The very people Lisa most wanted to avoid.
Because the customers?
Unquestionably, the worst.
Oh, most of them were simply flirtatious, and oblivious. Amusing at first, but watching the same oblivious flirtatiousness play out a thousand times and more got beyond tired. Watching elaborate coffee drinks knocked over in surprise, again and again and never completely cleaned up afterwards also got old, very quickly. Getting shoved aside so that an oblivious--or irritated--or both--barista could serve that particular customer, and get teased by one of the managers, or the other customers--ok. That she actually could deal with. It was frankly easier than knowing that the drink she'd just prepared was about to end up on someone's lap as part of the romance routine.
And easier than dealing with the way they suddenly shifted and vanished and were replaced. Generally just as they'd figured things out, or reached a happy ending, too. Lisa would raise her hands to applaud and--
She did think about that. It was easier than thinking about just how often the cafe changed her.
Simple things: the way her wardrobe shifted, from uniform to funky to too boring for words to severely businesslike and back to uniform again. Less simple things: the way she was sometimes straight, bisexual, sometimes asexual, sometimes sexually obsessed with aliens. The way sometimes she hated cats; sometimes she loved them. And the way she would suddenly develop an inconvenient crush on one of the other customers, or the baristas. Though never on Kendra, the only other barista who showed up on a regular basis.
She found herself tempted, more than once, to give in. Partly because she was certain that Kendra had--and Kendra seemed to have an easier time requesting vacation days. She had even seen Kendra sneak towards the back--whatever the back was at that time--followed just minutes later by the customer she'd been eyeing. She couldn't blame Kendra: a surprising number of their ever shifting customers were, not to put too fine a point on it, hot. Very hot. Including many of the aliens.
But then.
Those bathrooms.
That furniture.
The thought that the customer might, well, shift into another person, during--
Ogling was just fine.
It was all enough to make her want to find another job, or stay at home, huddled under the blankets. If not for one mitigating factor:
The checks.
Always deposited straight into her account.
Almost always with more than she had earned. Sometimes quite a bit more.
"Tips, I guess," Kendra said, shrugging. "Probably think that in a reg... a reg... a different place, we'd be racking up the tips." She snorted. "Plus, they probably want to keep some, well." She swallowed, but Lisa thought she could tell what Kendra meant. "Whatever. Makes dealing with all this worth it."

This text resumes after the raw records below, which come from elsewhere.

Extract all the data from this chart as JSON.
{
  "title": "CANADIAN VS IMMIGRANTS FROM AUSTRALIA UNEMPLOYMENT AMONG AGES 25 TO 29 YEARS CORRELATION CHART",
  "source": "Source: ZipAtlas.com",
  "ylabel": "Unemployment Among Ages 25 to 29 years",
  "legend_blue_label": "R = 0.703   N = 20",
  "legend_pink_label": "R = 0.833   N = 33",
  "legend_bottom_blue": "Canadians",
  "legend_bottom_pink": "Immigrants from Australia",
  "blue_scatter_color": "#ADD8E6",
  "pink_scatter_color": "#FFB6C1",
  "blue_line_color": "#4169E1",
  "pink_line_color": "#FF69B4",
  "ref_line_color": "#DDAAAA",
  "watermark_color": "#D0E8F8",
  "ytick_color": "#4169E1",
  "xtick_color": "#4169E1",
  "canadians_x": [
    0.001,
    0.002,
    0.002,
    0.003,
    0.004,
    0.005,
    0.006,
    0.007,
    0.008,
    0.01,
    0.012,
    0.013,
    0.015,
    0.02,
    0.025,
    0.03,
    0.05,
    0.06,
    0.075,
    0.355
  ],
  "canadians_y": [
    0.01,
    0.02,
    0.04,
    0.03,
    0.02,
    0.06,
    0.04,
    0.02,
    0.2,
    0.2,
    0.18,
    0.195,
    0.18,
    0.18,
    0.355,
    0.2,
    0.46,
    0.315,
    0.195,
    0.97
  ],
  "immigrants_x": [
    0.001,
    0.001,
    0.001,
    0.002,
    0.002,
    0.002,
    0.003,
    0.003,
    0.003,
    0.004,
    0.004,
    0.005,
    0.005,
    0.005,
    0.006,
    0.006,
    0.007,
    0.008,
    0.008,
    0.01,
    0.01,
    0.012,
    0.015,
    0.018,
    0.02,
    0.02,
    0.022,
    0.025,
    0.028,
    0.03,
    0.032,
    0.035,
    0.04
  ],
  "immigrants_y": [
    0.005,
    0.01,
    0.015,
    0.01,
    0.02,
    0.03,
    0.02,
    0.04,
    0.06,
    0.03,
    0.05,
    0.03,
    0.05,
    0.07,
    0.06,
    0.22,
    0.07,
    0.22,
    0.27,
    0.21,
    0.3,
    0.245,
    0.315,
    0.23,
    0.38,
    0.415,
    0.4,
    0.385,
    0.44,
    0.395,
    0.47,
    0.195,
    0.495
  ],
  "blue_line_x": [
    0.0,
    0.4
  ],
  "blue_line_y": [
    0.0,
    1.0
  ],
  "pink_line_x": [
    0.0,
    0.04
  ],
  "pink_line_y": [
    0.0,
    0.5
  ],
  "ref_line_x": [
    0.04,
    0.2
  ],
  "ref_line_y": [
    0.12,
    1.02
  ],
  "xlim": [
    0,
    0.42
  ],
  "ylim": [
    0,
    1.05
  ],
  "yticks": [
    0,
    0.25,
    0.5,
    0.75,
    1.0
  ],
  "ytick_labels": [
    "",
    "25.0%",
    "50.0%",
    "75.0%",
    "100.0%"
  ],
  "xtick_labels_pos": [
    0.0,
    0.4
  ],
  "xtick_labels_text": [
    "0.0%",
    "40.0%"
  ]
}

Lisa thought about the checks.
She thought about her life.
Two more or less dysfunctional parents, a couple of siblings, abandoned thoughts of law school, a moderate sized apartment with a normal roommate and two completely normal bathrooms. One somewhat abnormal cat, even given her new standards of abnormal. Laundry. Cleaning. Cooking. And then, laundry. Cleaning. Cooking. All over again.
A life where she knew, absolutely knew, who she was.
She looked at the door again.
"It's a job," she told herself. "With free coffee."
She thought she heard the door say something as she stepped inside, but then again, she hadn't had her coffee yet.